Reviewers Should Finish Games

Would you respect a review for "Raiders of the Lost Ark" from a film critic that only watched half the movie? I suspect the answer is no. Like movies, the creation and development of a video game takes time. Thousands of hours accumulated over years of work. So why is it, with what appears to be frequent regularity, video-games journalists sometimes do not actually play a game to “completion” before passing judgement on the finished product?  

 The first 60% of singleplayer is great, but how about multiplayer? Oh…wait…

The immediate response that comes to mind is the inital race for internet hits and sales. It is a no-brainer really. The earlier a review is posted online or in print for a game or product, the more hits the article will receive, which may lead to greater revenue. Throw in a sensational headline and post the review ahead of a competitor (assuming the ability to post a review is approved and not embargoed) and you are golden. However, this practice has a number of downfalls that directly effect the quality and integrity of the actual reviews and the journalists that provide them. The rush to review games and meet deadlines as early as possible leads to game features, such as multiplayer, left untested and games judged before being played through to completion.

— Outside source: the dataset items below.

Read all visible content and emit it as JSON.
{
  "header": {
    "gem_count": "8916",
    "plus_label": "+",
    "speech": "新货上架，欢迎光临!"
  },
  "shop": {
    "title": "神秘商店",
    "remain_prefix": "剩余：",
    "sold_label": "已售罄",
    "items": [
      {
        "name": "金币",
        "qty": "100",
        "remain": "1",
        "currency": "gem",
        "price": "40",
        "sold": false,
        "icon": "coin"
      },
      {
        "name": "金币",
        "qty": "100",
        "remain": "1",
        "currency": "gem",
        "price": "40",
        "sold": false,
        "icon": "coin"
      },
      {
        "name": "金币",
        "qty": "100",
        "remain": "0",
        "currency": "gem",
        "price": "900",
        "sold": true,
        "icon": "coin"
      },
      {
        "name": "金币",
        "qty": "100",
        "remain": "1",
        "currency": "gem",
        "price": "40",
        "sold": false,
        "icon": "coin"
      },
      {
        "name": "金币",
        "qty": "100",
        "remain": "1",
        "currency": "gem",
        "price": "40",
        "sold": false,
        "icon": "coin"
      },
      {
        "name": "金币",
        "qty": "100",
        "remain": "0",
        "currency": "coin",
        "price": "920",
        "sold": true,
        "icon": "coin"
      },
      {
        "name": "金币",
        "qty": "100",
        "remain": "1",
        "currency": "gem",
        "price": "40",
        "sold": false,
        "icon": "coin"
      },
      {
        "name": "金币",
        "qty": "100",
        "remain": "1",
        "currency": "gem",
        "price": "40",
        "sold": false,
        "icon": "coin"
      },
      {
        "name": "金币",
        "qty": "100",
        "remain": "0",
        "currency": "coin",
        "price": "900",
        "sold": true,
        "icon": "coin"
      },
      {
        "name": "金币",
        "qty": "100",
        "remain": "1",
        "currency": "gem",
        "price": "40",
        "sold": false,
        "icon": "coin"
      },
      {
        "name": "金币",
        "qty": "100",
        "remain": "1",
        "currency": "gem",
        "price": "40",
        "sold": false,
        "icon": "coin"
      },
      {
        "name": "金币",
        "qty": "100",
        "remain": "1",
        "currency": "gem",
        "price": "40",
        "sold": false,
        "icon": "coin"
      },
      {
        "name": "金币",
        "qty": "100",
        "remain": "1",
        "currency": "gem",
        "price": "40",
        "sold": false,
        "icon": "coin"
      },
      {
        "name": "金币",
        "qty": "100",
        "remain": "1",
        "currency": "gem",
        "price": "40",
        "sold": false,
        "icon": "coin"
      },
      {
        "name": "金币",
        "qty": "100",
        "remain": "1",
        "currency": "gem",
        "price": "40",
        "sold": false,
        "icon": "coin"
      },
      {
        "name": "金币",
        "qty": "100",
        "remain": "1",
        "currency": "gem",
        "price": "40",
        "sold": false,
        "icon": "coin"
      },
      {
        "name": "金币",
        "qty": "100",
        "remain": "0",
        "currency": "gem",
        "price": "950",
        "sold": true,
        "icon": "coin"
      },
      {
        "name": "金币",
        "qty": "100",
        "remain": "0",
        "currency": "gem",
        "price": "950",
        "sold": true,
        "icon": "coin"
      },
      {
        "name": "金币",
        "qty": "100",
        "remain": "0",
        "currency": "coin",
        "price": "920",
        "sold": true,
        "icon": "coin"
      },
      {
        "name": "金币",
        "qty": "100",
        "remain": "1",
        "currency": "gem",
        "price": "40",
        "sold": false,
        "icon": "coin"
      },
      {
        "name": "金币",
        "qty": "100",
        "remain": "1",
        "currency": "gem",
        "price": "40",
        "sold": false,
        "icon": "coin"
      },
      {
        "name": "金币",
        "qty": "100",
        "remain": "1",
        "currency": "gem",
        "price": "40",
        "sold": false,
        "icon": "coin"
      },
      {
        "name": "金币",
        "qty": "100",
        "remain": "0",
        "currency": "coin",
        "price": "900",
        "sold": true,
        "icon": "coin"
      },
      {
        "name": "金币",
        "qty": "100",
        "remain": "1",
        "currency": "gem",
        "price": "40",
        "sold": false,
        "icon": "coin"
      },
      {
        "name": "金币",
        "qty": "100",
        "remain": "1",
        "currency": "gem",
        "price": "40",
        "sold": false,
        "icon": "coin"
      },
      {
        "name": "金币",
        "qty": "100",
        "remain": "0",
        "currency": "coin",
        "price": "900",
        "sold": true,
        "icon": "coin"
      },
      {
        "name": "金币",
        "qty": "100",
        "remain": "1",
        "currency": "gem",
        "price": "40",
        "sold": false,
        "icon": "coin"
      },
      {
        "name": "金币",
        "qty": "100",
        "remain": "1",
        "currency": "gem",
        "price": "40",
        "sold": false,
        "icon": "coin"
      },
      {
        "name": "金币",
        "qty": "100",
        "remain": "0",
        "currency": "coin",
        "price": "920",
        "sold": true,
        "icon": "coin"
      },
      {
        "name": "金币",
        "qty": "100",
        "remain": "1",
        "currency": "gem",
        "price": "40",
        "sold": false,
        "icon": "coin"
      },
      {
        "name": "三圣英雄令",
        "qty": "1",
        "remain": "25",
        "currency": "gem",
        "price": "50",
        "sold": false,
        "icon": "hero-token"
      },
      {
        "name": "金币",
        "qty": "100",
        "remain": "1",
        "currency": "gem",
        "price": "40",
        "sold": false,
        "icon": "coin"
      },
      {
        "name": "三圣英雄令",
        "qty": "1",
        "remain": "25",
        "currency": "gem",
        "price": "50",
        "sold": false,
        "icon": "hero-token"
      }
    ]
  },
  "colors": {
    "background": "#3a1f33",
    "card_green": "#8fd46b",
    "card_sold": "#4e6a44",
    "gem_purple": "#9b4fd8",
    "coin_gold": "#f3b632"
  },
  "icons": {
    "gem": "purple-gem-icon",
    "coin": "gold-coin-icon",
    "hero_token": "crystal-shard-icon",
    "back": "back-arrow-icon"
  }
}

Sorry Japanese role-playing game! Maybe if you were a Elder Scrolls or Mass Effect game we would be bothered to finish you

The bottom line is that reviewing a unfinished product or failing to review a finished product thoroughly is lazy and unprofessional journalism. It does a disservice to the consumers that are supporting the articles of that journalist and or publication, and to the people that made the game. Reviews are also rarely updated with revised text or scores if issues arise following the publication of the initial review, and when review text is modified the final score (if one is provided) is usually left unchanged.

The Playstation 3 version of Skyrim has a 92 aggregate critical score on Metacritic. Is this truly representative of the consumers' eventual experience with the game?

Before a review is written, the end credits should be reached. All modes, single and or multiplayer, should be robustly experienced and vetted. If this means delaying a review until after the product is released to consumers, then so be it. Journalists that do this, and it does happen from time to time, have demonstrated integrity and commitment to the quality of their work. After all, video-game critics should be journalists, not extensions of a marketing firm or public relations. In an ideal world the quality of the review should matter, not just how fast it hits Metacritic. It is also appreciated when reviewers share what they have completed in a game prior to writing the review. This level of transparency deserves respect (even when it is admitting to skimping on game material), and is sadly an uncommon practice among video-game journalists.

If Metroid were released today, how many reviewers would discover Samus Aran is a woman?

I am not a professional journalist. I am simply an enthusiast and a consumer. I admit freely that sometimes I pass judgement on a product before fully experiencing it, be it a book, a movie, or a video game. I have stopped playing games I didn’t enjoy before finishing them, just as I have put down books that lost my interest. But, and this is critical, I am not paid to play video games and write reviews about them. It is not my job to provide reviews, I am not a professional. However, I do not think it is unreasonable to expect video-game journalists to thoroughly vet the products they are assigned to review and conduct their reviews in a professional matter that is respectful of both the consumers and those involved with the development of the games.